(photo : Pinterest)
La plaine de Yizréel
Robert David | 8 octobre 2018
On présente souvent la plaine de Yizréel (appelée plaine d’Esdrelon à l’époque hellénistique) comme étant le grenier d’Israël et de la Palestine. En hébreu, son nom signifie d’ailleurs « Dieu sème » et on peut la comparer aux prairies canadiennes, en miniature! La division en lots donne l’impression d’un damier sur la photo et chacune des parcelles sont autant de zones de cultures différentes, appartenant à des fermes collectives (kibbutz) ou privées (moshav).

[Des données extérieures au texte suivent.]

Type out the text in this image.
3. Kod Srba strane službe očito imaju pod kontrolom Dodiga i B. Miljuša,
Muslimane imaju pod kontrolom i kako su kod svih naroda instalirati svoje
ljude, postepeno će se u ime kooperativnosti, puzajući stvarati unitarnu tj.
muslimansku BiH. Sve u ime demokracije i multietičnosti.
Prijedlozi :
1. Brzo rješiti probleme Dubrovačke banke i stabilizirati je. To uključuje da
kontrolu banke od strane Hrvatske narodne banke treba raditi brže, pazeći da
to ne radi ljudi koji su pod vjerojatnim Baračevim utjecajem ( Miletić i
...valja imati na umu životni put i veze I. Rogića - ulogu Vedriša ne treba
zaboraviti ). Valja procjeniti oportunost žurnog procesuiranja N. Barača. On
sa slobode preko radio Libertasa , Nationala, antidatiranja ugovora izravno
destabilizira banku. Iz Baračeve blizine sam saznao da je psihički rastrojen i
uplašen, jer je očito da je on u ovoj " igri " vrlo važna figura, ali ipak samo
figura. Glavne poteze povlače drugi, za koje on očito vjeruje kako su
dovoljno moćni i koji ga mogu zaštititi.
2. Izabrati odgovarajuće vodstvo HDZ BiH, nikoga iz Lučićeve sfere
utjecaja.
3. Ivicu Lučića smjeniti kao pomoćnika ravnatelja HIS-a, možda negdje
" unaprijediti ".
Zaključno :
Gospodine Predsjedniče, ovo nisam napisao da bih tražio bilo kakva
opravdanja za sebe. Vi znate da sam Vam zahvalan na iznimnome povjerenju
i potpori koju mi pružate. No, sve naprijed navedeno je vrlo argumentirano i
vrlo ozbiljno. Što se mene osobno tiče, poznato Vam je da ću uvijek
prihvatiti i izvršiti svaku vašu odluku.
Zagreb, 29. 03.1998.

Posséder ces riches terres agricoles, c’est aussi posséder les ressources pour nourrir la population et pour faire de l’exportation. Pas étonnant que l’on se soit battu, tout au long de l’histoire, pour le contrôle de ces terres. Celui qui contrôlait cette longue plaine de 60 km de long entre la Méditerranée et la vallée du Jourdain, par 20 km de large entre la Galilée et la Samarie, jouissait d’un pouvoir économique important.
Il en allait ainsi dans l’Antiquité et il en va de même aujourd’hui. Une partie importante des revendications des Palestiniens d’aujourd'hui vient de ce qu’ils possédaient ces riches terres agricoles, jusqu’à ce qu’on les en expulse pour les donner aux colons juifs en 1948, et qu’on déporte la population palestinienne dans des camps de réfugiés. Le problème est complexe, il faut en convenir, mais il importe aussi d’en connaître une partie des causes. La richesse de la plaine de Yizréel en est une.

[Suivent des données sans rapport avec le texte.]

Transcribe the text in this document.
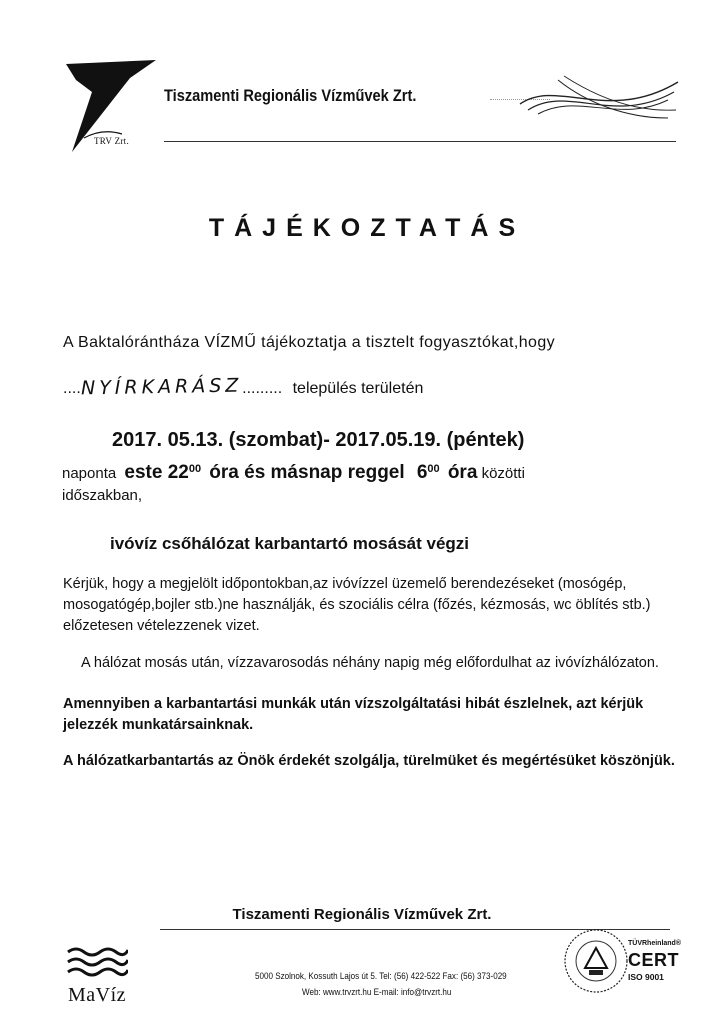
TRV Zrt.
Tiszamenti Regionális Vízművek Zrt.
TÁJÉKOZTATÁS
A Baktalórántháza VÍZMŰ tájékoztatja a tisztelt fogyasztókat,hogy
....NYÍRKARÁSZ......... település területén
2017. 05.13. (szombat)- 2017.05.19. (péntek)
naponta este $22^{00}$ óra és másnap reggel $6^{00}$ óra közötti
időszakban,
ivóvíz csőhálózat karbantartó mosását végzi
Kérjük, hogy a megjelölt időpontokban,az ivóvízzel üzemelő berendezéseket (mosógép, mosogatógép,bojler stb.)ne használják, és szociális célra (főzés, kézmosás, wc öblítés stb.) előzetesen vételezzenek vizet.
A hálózat mosás után, vízzavarosodás néhány napig még előfordulhat az ivóvízhálózaton.
Amennyiben a karbantartási munkák után vízszolgáltatási hibát észlelnek, azt kérjük jelezzék munkatársainknak.
A hálózatkarbantartás az Önök érdekét szolgálja, türelmüket és megértésüket köszönjük.
Tiszamenti Regionális Vízművek Zrt.
MaVíz
5000 Szolnok, Kossuth Lajos út 5. Tel: (56) 422-522 Fax: (56) 373-029
Web: www.trvzrt.hu E-mail: info@trvzrt.hu
TÜVRheinland®
CERT
ISO 9001
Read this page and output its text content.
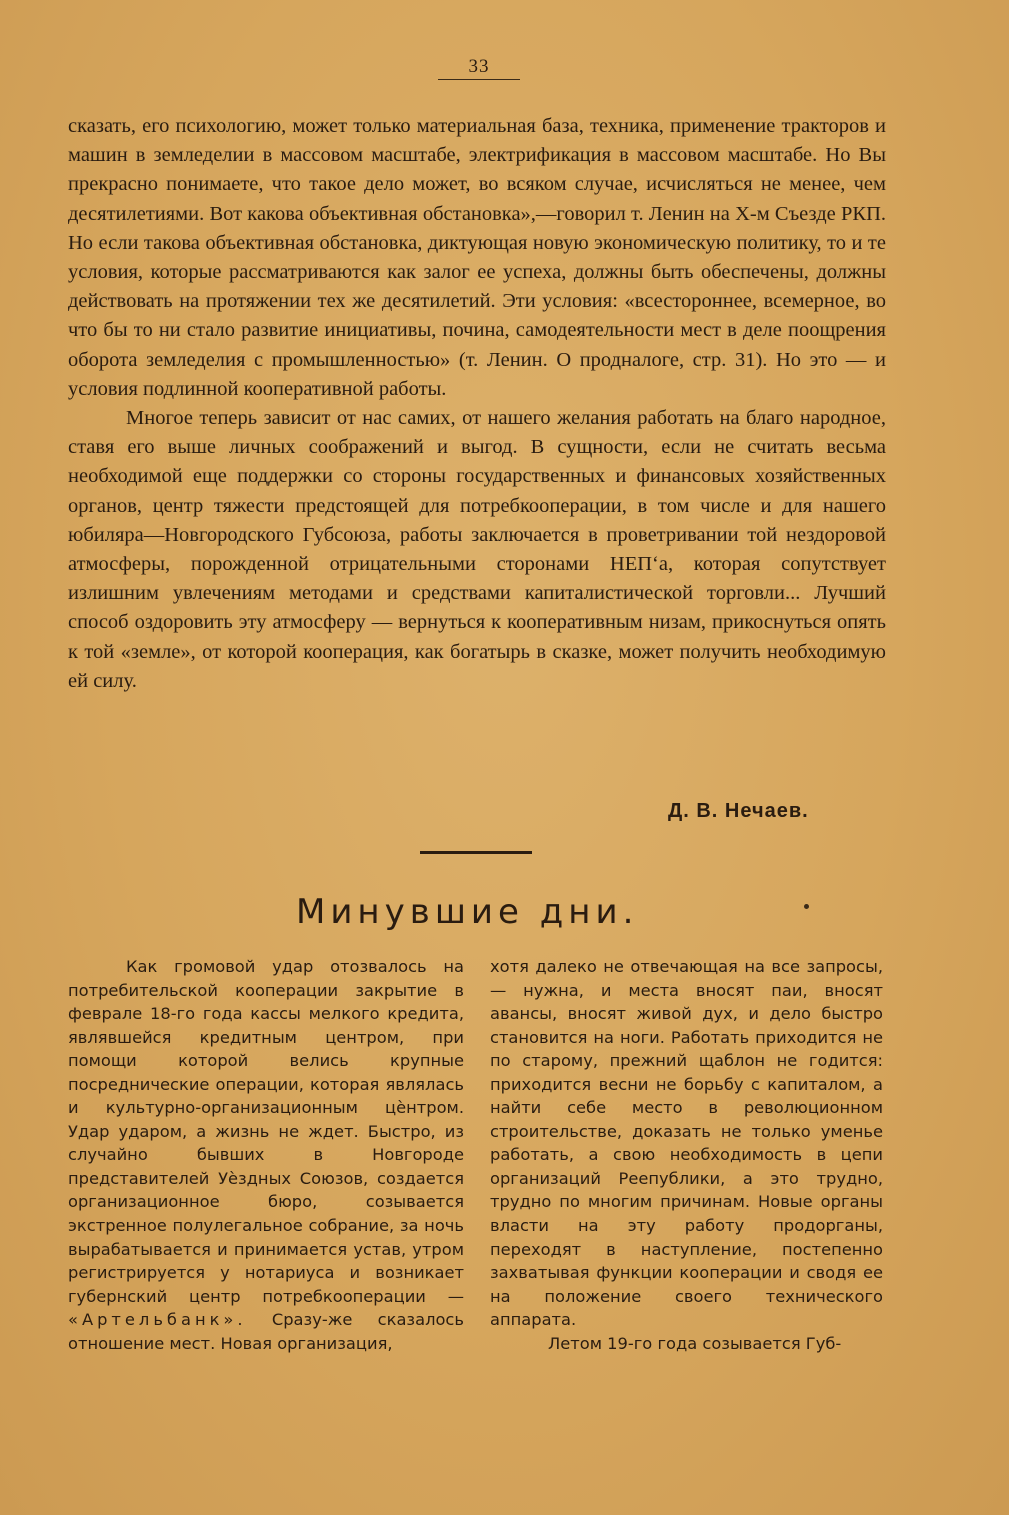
33

сказать, его психологию, может только материальная база, техника, применение тракторов и машин в земледелии в массовом масштабе, электрификация в массовом масштабе. Но Вы прекрасно понимаете, что такое дело может, во всяком случае, исчисляться не менее, чем десятилетиями. Вот какова объективная обстановка»,—говорил т. Ленин на X-м Съезде РКП. Но если такова объективная обстановка, диктующая новую экономическую политику, то и те условия, которые рассматриваются как залог ее успеха, должны быть обеспечены, должны действовать на протяжении тех же десятилетий. Эти условия: «всестороннее, всемерное, во что бы то ни стало развитие инициативы, почина, самодеятельности мест в деле поощрения оборота земледелия с промышленностью» (т. Ленин. О продналоге, стр. 31). Но это — и условия подлинной кооперативной работы.

Многое теперь зависит от нас самих, от нашего желания работать на благо народное, ставя его выше личных соображений и выгод. В сущности, если не считать весьма необходимой еще поддержки со стороны государственных и финансовых хозяйственных органов, центр тяжести предстоящей для потребкооперации, в том числе и для нашего юбиляра—Новгородского Губсоюза, работы заключается в проветривании той нездоровой атмосферы, порожденной отрицательными сторонами НЕП‘а, которая сопутствует излишним увлечениям методами и средствами капиталистической торговли... Лучший способ оздоровить эту атмосферу — вернуться к кооперативным низам, прикоснуться опять к той «земле», от которой кооперация, как богатырь в сказке, может получить необходимую ей силу.

Д. В. Нечаев.
Минувшие дни.

Как громовой удар отозвалось на потребительской кооперации закрытие в феврале 18-го года кассы мелкого кредита, являвшейся кредитным центром, при помощи которой велись крупные посреднические операции, которая являлась и культурно-организационным цѐнтром. Удар ударом, а жизнь не ждет. Быстро, из случайно бывших в Новгороде представителей Уѐздных Союзов, создается организационное бюро, созывается экстренное полулегальное собрание, за ночь вырабатывается и принимается устав, утром регистрируется у нотариуса и возникает губернский центр потребкооперации — «Артельбанк». Сразу-же сказалось отношение мест. Новая организация,

хотя далеко не отвечающая на все запросы, — нужна, и места вносят паи, вносят авансы, вносят живой дух, и дело быстро становится на ноги. Работать приходится не по старому, прежний щаблон не годится: приходится весни не борьбу с капиталом, а найти себе место в революционном строительстве, доказать не только уменье работать, а свою необходимость в цепи организаций Реепублики, а это трудно, трудно по многим причинам. Новые органы власти на эту работу продорганы, переходят в наступление, постепенно захватывая функции кооперации и сводя ее на положение своего технического аппарата.

Летом 19-го года созывается Губ-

Dans la Bible, le sort des Palestiniens peut être mis en parallèle avec celui de Naboth qui possédait une vigne dans la plaine. Le roi Akhab voulait en faire l’acquisition mais le vigneron refusa de céder l’héritage de ses pères (voir 1 R 21). Le roi réussi quand même à prendre possession de la vigne après une intervention rusée de son épouse Jézabel.

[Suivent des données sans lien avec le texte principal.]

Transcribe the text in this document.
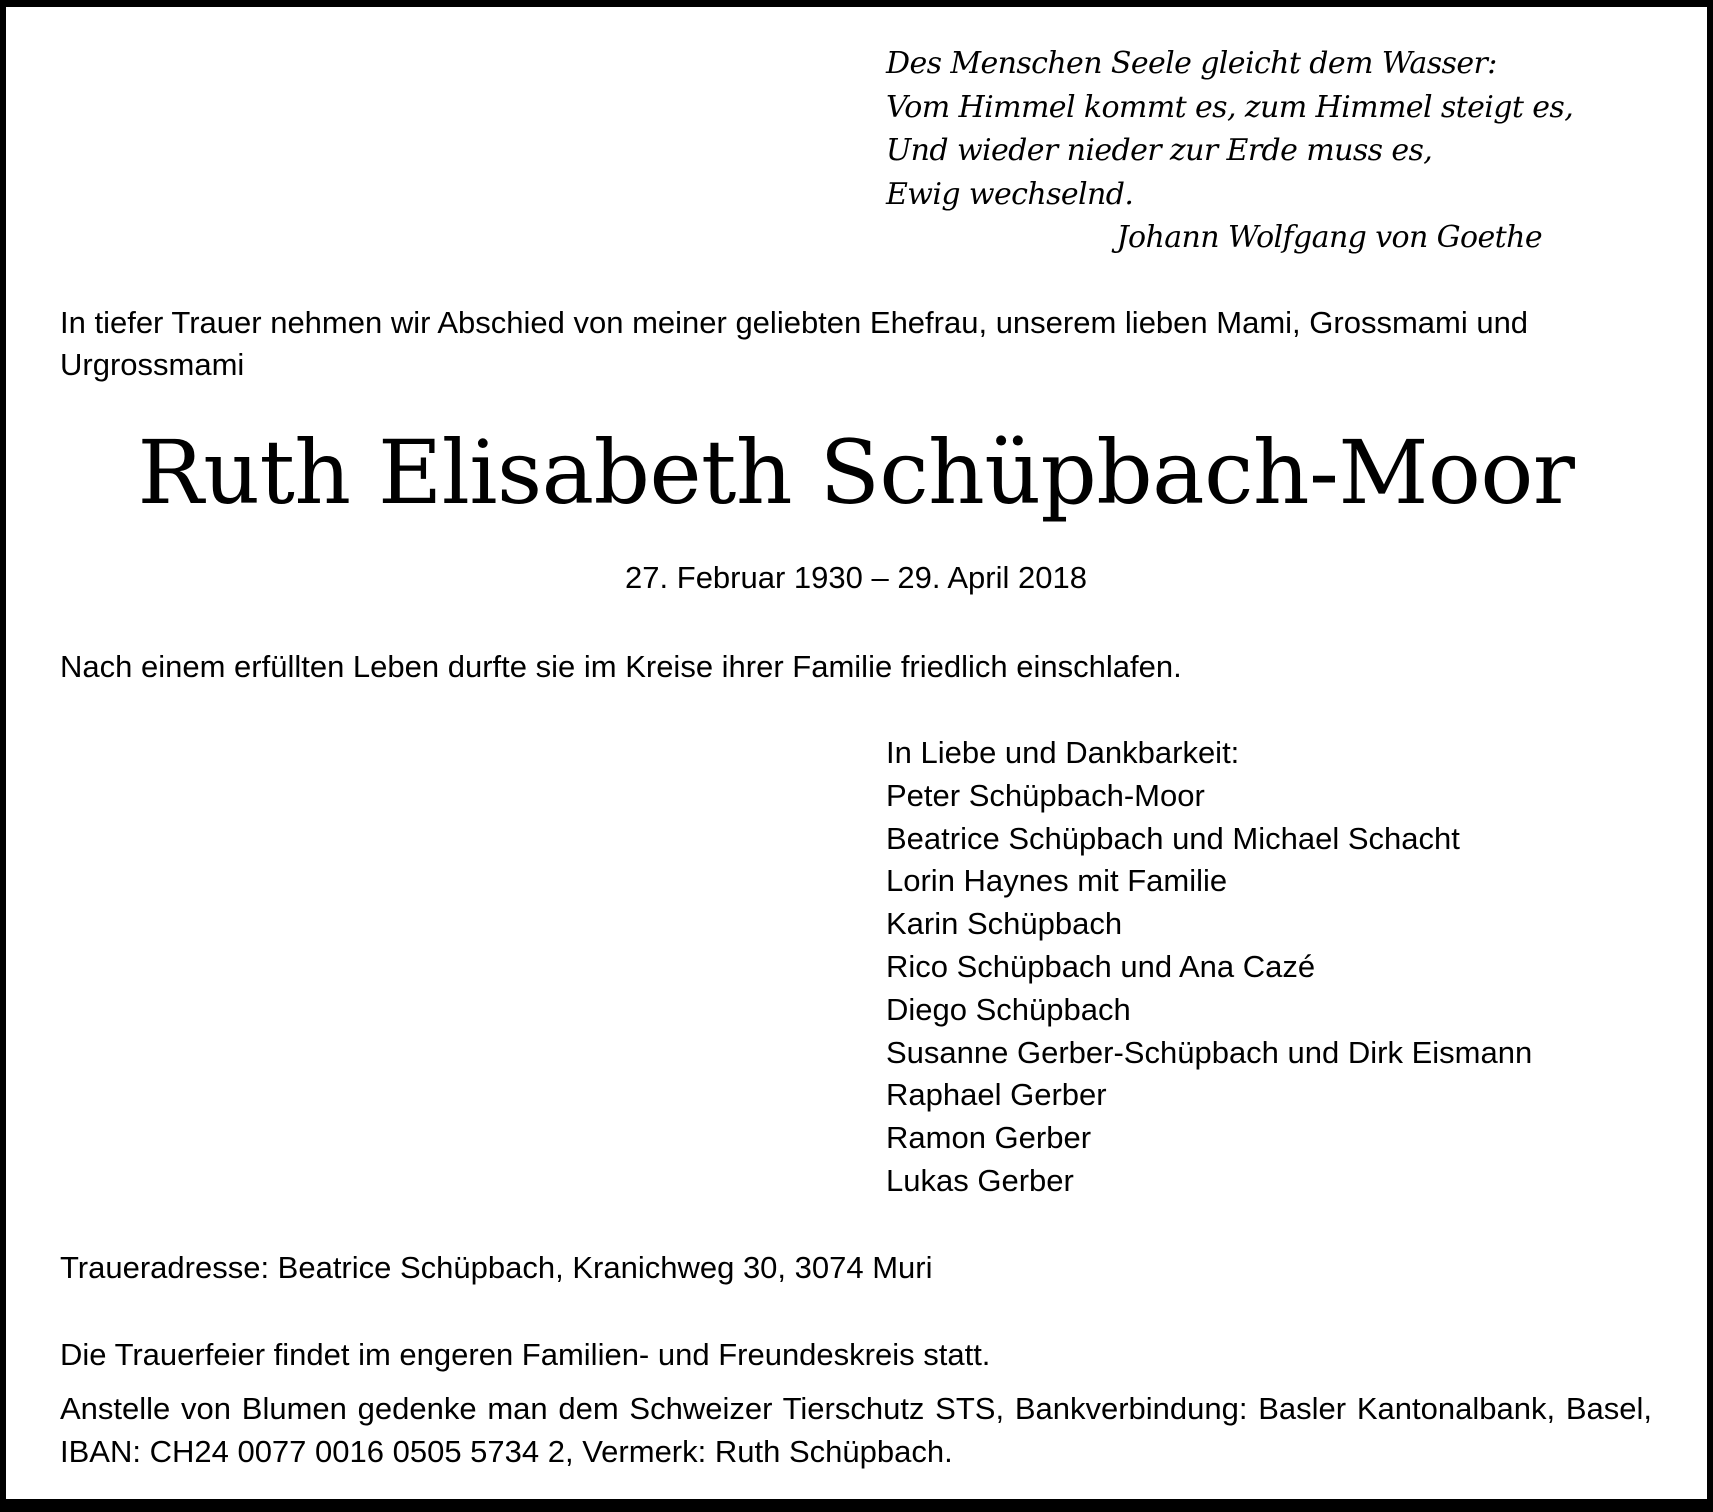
Des Menschen Seele gleicht dem Wasser:
Vom Himmel kommt es, zum Himmel steigt es,
Und wieder nieder zur Erde muss es,
Ewig wechselnd.
Johann Wolfgang von Goethe
In tiefer Trauer nehmen wir Abschied von meiner geliebten Ehefrau, unserem lieben Mami, Grossmami und Urgrossmami
Ruth Elisabeth Schüpbach-Moor
27. Februar 1930 – 29. April 2018
Nach einem erfüllten Leben durfte sie im Kreise ihrer Familie friedlich einschlafen.
In Liebe und Dankbarkeit:
Peter Schüpbach-Moor
Beatrice Schüpbach und Michael Schacht
Lorin Haynes mit Familie
Karin Schüpbach
Rico Schüpbach und Ana Cazé
Diego Schüpbach
Susanne Gerber-Schüpbach und Dirk Eismann
Raphael Gerber
Ramon Gerber
Lukas Gerber
Traueradresse: Beatrice Schüpbach, Kranichweg 30, 3074 Muri
Die Trauerfeier findet im engeren Familien- und Freundeskreis statt.
Anstelle von Blumen gedenke man dem Schweizer Tierschutz STS, Bankverbindung: Basler Kantonalbank, Basel, IBAN: CH24 0077 0016 0505 5734 2, Vermerk: Ruth Schüpbach.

La ville ancienne du même nom
Localité de la tribu d’Issachar (Jos 19,18), son nom s’est étendu à l’ensemble de la plaine fertile. Érigée sur un tertre d’une centaine de mètre, la ville servait de poste de garde, avec Shunem, pour contrôler l’accès oriental à la plaine. Cette thèse est appuyée par les fouilles qui ont révélé la présence d’une grande forteresse de l’époque du Fer. Elle a aussi été le lieu de résidence de quelques rois d’Israël (Akhab selon 1 R 18,45-46; Joram selon 2 R 8,29) et le théâtre de la mort de Joram et de Jézabel (2 R 9,14-37).
Un lieu de conflits
En plus de fournir l’espace approprié à la culture des céréales, la plaine de Yizréel possède un atout non négligeable pour les armées antiques. C’est l’une des rares régions non montagneuses du pays. C’est donc un endroit de prédilection pour les affrontements entre armées. L’histoire biblique y situe quelques épisodes marquants : Baraq contre Sisera (Jg 4,12-16); Gédéon contre les envahisseurs de Transjordanie (Jg 6,33; 7,12); Saül contre les Philistins (1 S 29,1.11).
Dans l’imaginaire biblique la vallée de Yizréel, que l’on nommait aussi vallée de Megiddo, doit être le lieu de l’affrontement final entre les forces du mal et les forces du bien, le Harmageddon (littérallement « montagne de Megiddo ») de Za 12,11 et d’Ap 16,13-16.
Robert David est professeur honoraire de l’Université de Montréal. Il a enseigné l’exégèse de l’Ancien Testament et l’hébreu biblique à la Faculté de théologie et de sciences des religions de 1988 à 2015.